A US federal court has struck down most of president Donald Trump’s tariffs, throwing the Republican president’s trade programme into doubt.
A series of cases brought before the court challenged Trump’s abilities to impose tariffs using the International Emergency Economic Powers Act 1977 (IEEPA).
The plaintiffs argued that Trump did not have the power to impose the tariffs, because this power belonged to the US Congress.
Unanimous decision
In a unanimous ruling, a three-judge panel of the US Court of International Trade held that the IEEPA did not delegate this power to Trump.
“An unlimited delegation of tariff authority would constitute an improper abdication of legislative power to another branch of government.
“The court does not read the words ‘regulate… importation’ in IEEPA as authorising the president to impose whatever tariff rates he deems desirable.”
The court found that these words “cannot grant the president unlimited tariff authority”, instead providing more limited powers. It cited legal precedent from a challenge to president Richard Nixon’s decision to impose duties on imports in 1974.
As such, multiple tariff orders were vacated. The administration, which has been given ten days to comply with the judgment, said it would appeal the decision.
Remaining tariffs
Of the three judges, Timothy Reif had been appointed by Trump himself, while Jane Restani was appointed by fellow Republican president Ronald Reagan. The remaining judge, Gary Katzmann, had been appointed by Democratic president Barack Obama.
Not every tariff will be invalidated as a result of the decision. Those imposed under Section 301 and 232 on Chinese goods and various metals will remain in place.
However, the 25% rate on Mexican and Canadian products, the 30% on Chinese goods and 10% on most other imports into the US are set to be removed within ten days of the judgement.

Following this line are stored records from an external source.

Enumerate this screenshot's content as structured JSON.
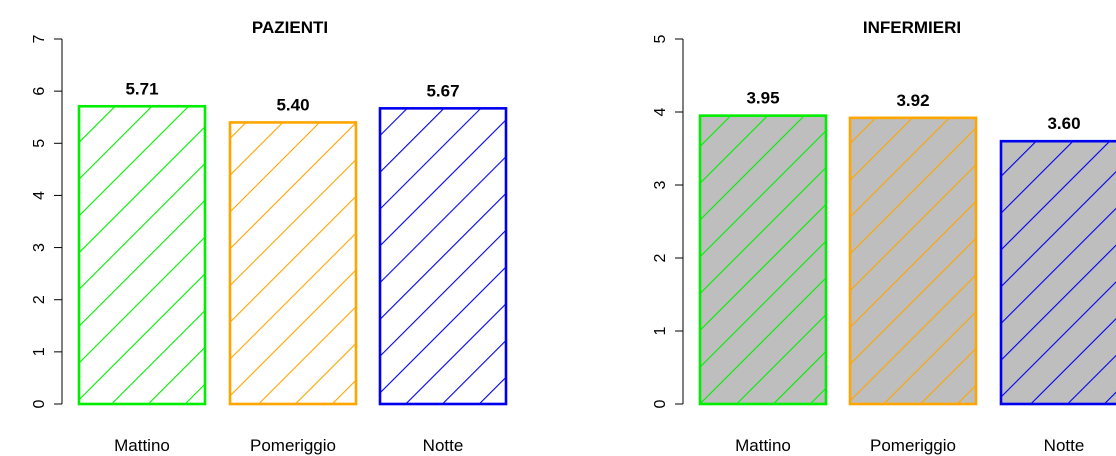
{
  "chart_data": [
    {
      "type": "bar",
      "title": "PAZIENTI",
      "categories": [
        "Mattino",
        "Pomeriggio",
        "Notte"
      ],
      "values": [
        5.71,
        5.4,
        5.67
      ],
      "value_labels": [
        "5.71",
        "5.40",
        "5.67"
      ],
      "colors": [
        "#00ee00",
        "#ffa500",
        "#0000ee"
      ],
      "fill": "none",
      "hatch": "diagonal",
      "ylim": [
        0,
        7
      ],
      "yticks": [
        0,
        1,
        2,
        3,
        4,
        5,
        6,
        7
      ],
      "xlabel": "",
      "ylabel": ""
    },
    {
      "type": "bar",
      "title": "INFERMIERI",
      "categories": [
        "Mattino",
        "Pomeriggio",
        "Notte"
      ],
      "values": [
        3.95,
        3.92,
        3.6
      ],
      "value_labels": [
        "3.95",
        "3.92",
        "3.60"
      ],
      "colors": [
        "#00ee00",
        "#ffa500",
        "#0000ee"
      ],
      "fill": "#bebebe",
      "hatch": "diagonal",
      "ylim": [
        0,
        5
      ],
      "yticks": [
        0,
        1,
        2,
        3,
        4,
        5
      ],
      "xlabel": "",
      "ylabel": ""
    }
  ]
}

Stock markets rose following the news.
‘Win for businesses’
The non-partisan advocacy group, the Liberty Justice Center, one of the plaintiffs, called the decision a “major win” for businesses.
Jeffrey Schwab, the senior counsel and director of litigation at the group, said:
“This ruling reaffirms that the President must act within the bounds of the law, and it protects American businesses and consumers from the destabilising effects of volatile, unilaterally imposed tariffs.”
Scott Lincicome, the vice president of general economics at the Cato Institute, a right-wing think tank, said the ruling was “a huge and immediate relief for thousands of American companies facing potentially crippling new costs that materialised almost overnight through no fault of their own.”
“It gives foreign states – after having to renegotiate the trade agreements the Trump administration broke – significant new leverage in ongoing trade talks. Hopefully, the ruling will stand on appeal, so we can put this costly and embarrassing episode behind us."
Foreign and domestic reaction
Many countries currently negotiating with the US to reduce the tariffs gave the court ruling a cautious reaction.
Japanese chief cabinet secretary Hayashi said at a press conference yesterday that Tokyo would “look under the hood of the ruling and the implications of that and take appropriate actions,” and would continue to prioritise the negotiations.
Don Farrell, Australia’s trade minister, said that his government would “study this ruling of the US federal courts on reciprocal tariffs closely and note that they may be subject to further legal processes through the court.”
A British government spokesperson said that the decision was a matter for the US and that it was working to “ensure that businesses can benefit” from a US-UK deal agreed earlier this month.
"It is not for unelected judges to decide how to properly address a national emergency," White House deputy press secretary Kush Desai said in a statement.
Stephen Miller, a White House deputy chief of staff, called the decision “a judicial coup”.